Several years Ronald DePinho, molecular biologist and director of the Belfer Institute Dana-Farber cancer Institute, and colleagues from Harvard Medical School in Boston mice genetically modified to miss working copy of the telomerase gene. The animals died at about 6 months to young mice, who usually live until they are about 3 years old and appeared to age prematurely. At an early age, liver and spleen faded, their brains have fallen, and they have become infertile. By adulthood, these mice exhibited a large number of diseases observed in 80 humans.

DePinho said he wondered what would happen to the aging process in these mice if they suddenly began again to telomerase. "Does [we] slow down, stabilize, or would we overthrow?" He and his colleagues genetically engineered a new batch of mice with the same disability, but this time they added a telomerase gene that became active when the mice were given a drug. The researchers kept off the gene during development and let these mice prematurely age, like previous had. But then to 6 months, the team placed on the telomerase gene.

The burst of telomerase production stimulated almost complete recovery. The rodents became fertile, their livers and spleens increased in size, and new neurons appeared in their brains, the researchers reported online yesterday in Nature .

The ability to reverse the deterioration of age in the mutant mice indicates that the cells that divide to replenish the tissues are not only not die when their telomere clock expires, said DePinho. They apparently persist in a dormant state from which they can be reactivated. "One could imagine applying this approach to man," he said, focusing therapy on specific types of tissues such as the liver, where telomerase appears to play an important role in regeneration after damage hepatitis, parasitic infection, and alcoholism.

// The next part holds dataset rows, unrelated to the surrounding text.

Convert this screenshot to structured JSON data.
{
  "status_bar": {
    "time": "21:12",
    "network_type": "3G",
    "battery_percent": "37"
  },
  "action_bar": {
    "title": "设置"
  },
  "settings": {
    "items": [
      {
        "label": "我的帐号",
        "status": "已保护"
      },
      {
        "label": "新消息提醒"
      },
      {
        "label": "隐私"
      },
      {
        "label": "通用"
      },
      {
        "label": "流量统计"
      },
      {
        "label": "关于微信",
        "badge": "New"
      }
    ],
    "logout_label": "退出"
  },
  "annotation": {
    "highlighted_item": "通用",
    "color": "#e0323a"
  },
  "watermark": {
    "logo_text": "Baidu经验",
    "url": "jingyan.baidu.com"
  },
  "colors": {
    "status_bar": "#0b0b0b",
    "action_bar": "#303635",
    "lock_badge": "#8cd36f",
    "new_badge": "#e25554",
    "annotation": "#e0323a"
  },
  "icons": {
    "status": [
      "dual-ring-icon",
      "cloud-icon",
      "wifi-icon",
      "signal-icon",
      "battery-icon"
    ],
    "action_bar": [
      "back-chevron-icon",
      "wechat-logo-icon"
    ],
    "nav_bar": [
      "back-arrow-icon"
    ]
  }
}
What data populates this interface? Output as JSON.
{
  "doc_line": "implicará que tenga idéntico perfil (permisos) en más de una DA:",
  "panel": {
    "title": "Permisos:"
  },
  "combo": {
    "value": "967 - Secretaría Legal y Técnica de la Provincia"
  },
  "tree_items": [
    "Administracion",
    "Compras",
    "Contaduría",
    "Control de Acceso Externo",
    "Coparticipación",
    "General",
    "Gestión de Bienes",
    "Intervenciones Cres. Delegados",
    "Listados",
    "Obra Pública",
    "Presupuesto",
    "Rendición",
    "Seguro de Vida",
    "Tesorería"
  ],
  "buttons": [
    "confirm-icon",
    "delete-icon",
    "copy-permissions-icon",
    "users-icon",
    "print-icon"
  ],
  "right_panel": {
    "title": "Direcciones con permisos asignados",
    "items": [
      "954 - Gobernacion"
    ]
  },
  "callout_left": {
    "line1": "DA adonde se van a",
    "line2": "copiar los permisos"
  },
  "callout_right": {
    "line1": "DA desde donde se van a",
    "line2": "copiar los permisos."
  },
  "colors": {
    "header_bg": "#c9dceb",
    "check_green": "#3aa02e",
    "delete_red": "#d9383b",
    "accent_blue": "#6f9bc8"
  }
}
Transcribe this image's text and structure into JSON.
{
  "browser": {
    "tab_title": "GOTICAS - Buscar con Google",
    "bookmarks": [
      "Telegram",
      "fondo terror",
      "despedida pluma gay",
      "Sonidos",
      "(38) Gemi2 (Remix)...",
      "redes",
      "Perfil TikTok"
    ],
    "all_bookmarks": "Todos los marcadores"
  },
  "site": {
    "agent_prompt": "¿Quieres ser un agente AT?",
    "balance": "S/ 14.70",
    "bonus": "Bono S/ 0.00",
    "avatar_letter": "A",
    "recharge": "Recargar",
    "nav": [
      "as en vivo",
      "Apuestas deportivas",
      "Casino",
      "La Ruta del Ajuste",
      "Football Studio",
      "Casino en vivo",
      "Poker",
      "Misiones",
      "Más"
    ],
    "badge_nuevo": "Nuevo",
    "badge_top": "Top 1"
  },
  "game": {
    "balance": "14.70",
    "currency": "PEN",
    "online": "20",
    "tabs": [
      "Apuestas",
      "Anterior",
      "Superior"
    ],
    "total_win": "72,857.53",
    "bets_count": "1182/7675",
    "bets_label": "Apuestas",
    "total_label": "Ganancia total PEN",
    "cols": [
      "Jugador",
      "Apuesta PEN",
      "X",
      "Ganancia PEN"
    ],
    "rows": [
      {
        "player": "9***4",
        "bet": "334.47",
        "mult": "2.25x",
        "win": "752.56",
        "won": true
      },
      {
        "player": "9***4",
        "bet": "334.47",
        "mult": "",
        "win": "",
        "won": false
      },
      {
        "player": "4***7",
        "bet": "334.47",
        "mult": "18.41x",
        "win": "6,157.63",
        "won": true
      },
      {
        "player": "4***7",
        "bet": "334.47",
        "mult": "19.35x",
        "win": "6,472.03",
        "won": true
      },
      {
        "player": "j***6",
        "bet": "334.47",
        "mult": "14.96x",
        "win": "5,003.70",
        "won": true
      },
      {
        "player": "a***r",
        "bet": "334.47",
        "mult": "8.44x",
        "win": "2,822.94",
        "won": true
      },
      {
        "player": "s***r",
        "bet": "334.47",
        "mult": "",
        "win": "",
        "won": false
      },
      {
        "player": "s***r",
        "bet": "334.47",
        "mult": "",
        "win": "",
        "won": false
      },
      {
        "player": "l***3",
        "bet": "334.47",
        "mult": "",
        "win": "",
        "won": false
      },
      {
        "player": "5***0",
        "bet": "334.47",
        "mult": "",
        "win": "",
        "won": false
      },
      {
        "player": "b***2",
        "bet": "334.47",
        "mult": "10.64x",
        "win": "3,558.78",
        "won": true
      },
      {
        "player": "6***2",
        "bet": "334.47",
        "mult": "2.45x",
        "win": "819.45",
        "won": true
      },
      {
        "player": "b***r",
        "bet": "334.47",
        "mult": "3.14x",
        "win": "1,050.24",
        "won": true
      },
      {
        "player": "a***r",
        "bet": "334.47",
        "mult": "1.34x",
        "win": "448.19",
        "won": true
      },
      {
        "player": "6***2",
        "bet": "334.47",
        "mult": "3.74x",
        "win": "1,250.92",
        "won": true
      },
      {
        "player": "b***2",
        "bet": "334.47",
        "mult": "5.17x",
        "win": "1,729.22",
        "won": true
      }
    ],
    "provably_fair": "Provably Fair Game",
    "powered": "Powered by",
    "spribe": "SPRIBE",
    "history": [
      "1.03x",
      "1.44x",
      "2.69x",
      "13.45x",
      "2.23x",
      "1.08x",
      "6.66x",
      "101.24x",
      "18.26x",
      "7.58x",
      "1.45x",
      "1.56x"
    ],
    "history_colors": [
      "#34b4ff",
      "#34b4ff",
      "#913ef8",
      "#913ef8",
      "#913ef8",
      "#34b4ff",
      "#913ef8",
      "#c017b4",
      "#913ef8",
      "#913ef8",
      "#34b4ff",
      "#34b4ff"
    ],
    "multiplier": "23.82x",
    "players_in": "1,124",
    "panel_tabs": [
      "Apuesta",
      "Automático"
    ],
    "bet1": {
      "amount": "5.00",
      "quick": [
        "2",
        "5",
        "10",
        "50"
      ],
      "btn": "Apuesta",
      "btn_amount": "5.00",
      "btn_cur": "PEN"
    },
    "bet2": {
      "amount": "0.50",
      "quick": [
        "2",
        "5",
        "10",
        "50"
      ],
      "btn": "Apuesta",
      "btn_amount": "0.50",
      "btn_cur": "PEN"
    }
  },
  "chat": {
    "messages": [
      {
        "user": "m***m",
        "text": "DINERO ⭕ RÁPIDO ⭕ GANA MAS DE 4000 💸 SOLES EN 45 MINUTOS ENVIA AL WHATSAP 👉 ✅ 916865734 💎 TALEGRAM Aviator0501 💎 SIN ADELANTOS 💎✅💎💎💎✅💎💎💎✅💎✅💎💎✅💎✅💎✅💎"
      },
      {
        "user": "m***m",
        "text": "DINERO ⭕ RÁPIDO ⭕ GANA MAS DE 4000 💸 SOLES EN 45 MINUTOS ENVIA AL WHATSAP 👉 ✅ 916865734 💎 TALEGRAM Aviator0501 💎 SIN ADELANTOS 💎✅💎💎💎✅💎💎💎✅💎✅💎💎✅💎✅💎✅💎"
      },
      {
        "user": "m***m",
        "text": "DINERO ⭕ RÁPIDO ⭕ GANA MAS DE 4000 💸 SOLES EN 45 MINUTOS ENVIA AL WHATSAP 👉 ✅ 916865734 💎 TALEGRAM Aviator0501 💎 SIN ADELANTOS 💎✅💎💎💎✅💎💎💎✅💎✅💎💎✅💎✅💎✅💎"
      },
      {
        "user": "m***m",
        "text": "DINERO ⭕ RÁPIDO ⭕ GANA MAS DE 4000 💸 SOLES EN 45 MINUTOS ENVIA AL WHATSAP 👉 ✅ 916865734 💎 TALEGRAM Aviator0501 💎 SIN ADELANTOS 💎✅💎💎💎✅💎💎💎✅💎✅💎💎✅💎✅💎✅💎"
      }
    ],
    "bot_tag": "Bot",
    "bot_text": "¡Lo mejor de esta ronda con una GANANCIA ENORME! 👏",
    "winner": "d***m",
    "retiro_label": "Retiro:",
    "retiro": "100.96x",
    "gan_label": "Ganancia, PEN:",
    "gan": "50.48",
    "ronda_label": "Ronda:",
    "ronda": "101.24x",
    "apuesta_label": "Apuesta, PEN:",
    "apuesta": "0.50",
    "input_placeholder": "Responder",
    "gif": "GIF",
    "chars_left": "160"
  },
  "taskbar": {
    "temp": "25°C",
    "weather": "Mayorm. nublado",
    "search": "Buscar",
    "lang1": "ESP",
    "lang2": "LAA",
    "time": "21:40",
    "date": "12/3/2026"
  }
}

K. Lenhard Rudolph, who studies stem cell aging at the University of Ulm in Germany, says the results are encouraging for people with diseases that cause accelerated aging, such as progeria, because the mice in this study were saved despite already suffering the effects of chronic disease. "It is a proof of principle that telomeres are at work here."

pharmaceutical companies and researchers are looking for ways to restore, protect or extend the telomeres of a person, but the jury is still out on whether such interventions can slow down the symptoms of aging, much less the reverse. Telomeres investigator Maria Blasco of the National Research Center on the Spanish cancer in Madrid warned that the experience of DePinho should not raise even just people's expectations of anti-aging therapies. "This study used genetically modified mice," she said. "It remains a very important issue in the area is that you can delay aging in a normal mouse?"

DePinho agrees with these concerns. It also warns that his approach has potential drawbacks, that increasing telomerase activity beyond its natural levels can cause cancer. However, this can not be an insurmountable problem if levels telomerase can be carefully monitored. DePinho noted that mice in the study, telomerase activity has returned to a natural level, do not develop tumors.